After thirty hours, I got tired of playing Dying Light. Side-missions, which I had been completing in an obsessive manner, became less important. I had gotten all I wanted out of my Fitness and Combat skill trees, and especially cherished the former because it eventually allowed me to bail out of the latter. Rather than fight everything, I could jump over their heads, shove them out of the way, and engage a quick release if they grabbed onto me. With the base level of opposition shooting through the roof (Runners and Thugs around every corner), I just didn’t care anymore and wanted to finish the game. Dying Light’s movement and combat mechanics aren’t exactly shallow, but there’s still too much game to spread them out over.
It’s easy to see Dying Light getting thrown off balance by the glut of content surrounding it. Play it the wrong way – “wrong” in this scenario being against whatever your gaming sensibilities usually dictate – and it can easily feel like a merciless slog through a mass and mess of content. When Dying Light’s firing on all cylinders it’s nearly unstoppable, but there’s just so many qualifiers that may knock it off its perch. If you can’t get over weapon degradation, or can’t come to terms with its movement mechanics, or can’t quite get over the fact that you’re not supposed to stop and kill everything, or if you never get a handle on night time navigation, Dying Light may never get off the ground.

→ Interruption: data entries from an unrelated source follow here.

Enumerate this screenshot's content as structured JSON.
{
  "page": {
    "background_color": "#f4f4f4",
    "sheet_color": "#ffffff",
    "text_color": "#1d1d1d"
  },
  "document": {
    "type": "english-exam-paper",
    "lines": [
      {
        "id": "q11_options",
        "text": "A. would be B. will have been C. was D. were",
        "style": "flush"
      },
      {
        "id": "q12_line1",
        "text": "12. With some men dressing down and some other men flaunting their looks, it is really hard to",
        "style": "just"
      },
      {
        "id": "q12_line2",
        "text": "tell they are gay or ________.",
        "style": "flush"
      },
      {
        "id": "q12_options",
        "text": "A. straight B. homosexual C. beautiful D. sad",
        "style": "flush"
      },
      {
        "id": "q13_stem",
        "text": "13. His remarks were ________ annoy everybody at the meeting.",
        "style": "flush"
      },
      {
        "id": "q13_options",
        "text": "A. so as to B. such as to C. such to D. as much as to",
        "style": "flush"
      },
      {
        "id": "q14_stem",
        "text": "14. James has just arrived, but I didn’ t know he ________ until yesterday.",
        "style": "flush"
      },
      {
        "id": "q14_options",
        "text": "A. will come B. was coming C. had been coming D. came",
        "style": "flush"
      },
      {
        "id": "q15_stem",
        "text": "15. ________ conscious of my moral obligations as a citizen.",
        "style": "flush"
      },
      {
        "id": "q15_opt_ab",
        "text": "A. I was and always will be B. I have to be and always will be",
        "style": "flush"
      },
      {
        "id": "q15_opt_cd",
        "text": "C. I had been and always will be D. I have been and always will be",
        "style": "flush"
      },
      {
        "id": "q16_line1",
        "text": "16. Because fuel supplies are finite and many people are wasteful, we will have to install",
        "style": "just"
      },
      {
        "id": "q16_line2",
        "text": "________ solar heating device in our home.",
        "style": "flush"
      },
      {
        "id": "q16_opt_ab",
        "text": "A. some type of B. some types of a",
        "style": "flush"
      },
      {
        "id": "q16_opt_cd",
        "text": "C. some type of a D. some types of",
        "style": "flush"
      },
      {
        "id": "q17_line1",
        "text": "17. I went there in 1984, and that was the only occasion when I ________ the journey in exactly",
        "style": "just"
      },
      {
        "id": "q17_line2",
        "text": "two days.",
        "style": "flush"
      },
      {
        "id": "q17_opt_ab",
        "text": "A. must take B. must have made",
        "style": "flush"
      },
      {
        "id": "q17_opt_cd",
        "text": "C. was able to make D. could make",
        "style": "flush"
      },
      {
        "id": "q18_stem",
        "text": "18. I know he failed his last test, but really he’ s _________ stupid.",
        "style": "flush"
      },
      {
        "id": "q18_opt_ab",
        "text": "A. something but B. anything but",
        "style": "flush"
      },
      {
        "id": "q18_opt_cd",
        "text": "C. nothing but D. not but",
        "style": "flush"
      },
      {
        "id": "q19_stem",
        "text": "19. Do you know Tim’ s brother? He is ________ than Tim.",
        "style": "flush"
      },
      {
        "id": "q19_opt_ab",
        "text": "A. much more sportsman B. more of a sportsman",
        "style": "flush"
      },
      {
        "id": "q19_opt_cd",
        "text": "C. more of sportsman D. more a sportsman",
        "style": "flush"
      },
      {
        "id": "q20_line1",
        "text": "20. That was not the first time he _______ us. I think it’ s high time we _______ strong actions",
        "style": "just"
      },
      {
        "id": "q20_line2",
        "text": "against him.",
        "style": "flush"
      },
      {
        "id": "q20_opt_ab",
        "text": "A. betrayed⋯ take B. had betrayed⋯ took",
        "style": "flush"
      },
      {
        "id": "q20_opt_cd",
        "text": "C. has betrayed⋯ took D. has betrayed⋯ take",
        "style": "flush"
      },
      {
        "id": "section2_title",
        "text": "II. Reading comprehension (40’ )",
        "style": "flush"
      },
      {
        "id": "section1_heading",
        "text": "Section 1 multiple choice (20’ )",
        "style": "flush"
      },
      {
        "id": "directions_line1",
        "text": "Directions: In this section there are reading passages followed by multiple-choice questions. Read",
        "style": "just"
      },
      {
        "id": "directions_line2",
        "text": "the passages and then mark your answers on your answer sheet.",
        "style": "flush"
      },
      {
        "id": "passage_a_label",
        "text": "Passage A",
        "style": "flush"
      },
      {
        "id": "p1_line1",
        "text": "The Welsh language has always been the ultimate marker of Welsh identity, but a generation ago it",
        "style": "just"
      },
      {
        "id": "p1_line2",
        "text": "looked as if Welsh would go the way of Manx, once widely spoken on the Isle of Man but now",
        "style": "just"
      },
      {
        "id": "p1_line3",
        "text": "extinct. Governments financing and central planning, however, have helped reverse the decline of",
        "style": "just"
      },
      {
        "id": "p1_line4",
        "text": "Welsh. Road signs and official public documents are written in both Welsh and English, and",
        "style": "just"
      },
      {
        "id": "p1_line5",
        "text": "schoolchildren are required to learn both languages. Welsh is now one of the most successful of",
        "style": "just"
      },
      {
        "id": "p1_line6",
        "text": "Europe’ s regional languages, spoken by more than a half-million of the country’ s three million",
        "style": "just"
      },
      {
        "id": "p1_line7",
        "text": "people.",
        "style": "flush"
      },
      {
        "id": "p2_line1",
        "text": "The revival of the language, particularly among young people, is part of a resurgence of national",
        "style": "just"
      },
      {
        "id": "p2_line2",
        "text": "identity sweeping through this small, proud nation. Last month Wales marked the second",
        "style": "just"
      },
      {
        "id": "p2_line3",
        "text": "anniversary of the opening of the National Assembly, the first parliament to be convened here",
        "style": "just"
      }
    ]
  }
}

There’s one slight demographic that I’ve ignored; operating Dying Light as a ceaseless loot grind. A ton of high level weaponry exists to explore and exploit, and while it’s not as meticulously diverse or attractive as something like Borderlands, it’s still leagues above most other open-world games. Dying Light is also playable and considerably more insane as a four player cooperative (and occasionally competitive) experience. On a personal level, my slow and methodical style of play doesn’t mesh well with a roving band of loot-hungry personnel, but I can see the appeal if you’re into that. Somewhere out there there’s probably another 2000 word review extoling the virtues of cooperative play.
Arguably more interesting is Dying Light’s competitive mode, Be the Zombie. This accepts and further refines Dying Light’s commitment to enormous content diversity, outfitting “invading” players with brand new mechanics. As Night Hunters, you’re permitted to swing around the world with a grappling-hook like tentacle, which is easily the most fulfilling form of navigation in the game. Night Hunters hunt humans and humans hunt Night Hunter nests in a deathmatch/tower defense mash-up. I don’t know if Be the Zombie necessarily has the longevity to stick around past one or two nights of fun, but I had a blast with what I played.
Dying Light’s lasting definition is whatever you’re prepared to give it. I think its functions best not solely through its combat, but in conjunction with the improvisation allowed by its fluid movement mechanics. A lot of other games do what Dying Light does, but none with the exact working combination of mechanics and challenges designed to test those mechanics. With that in mind, that same volatile formula applied to different tastes and skillsets might explode on contact.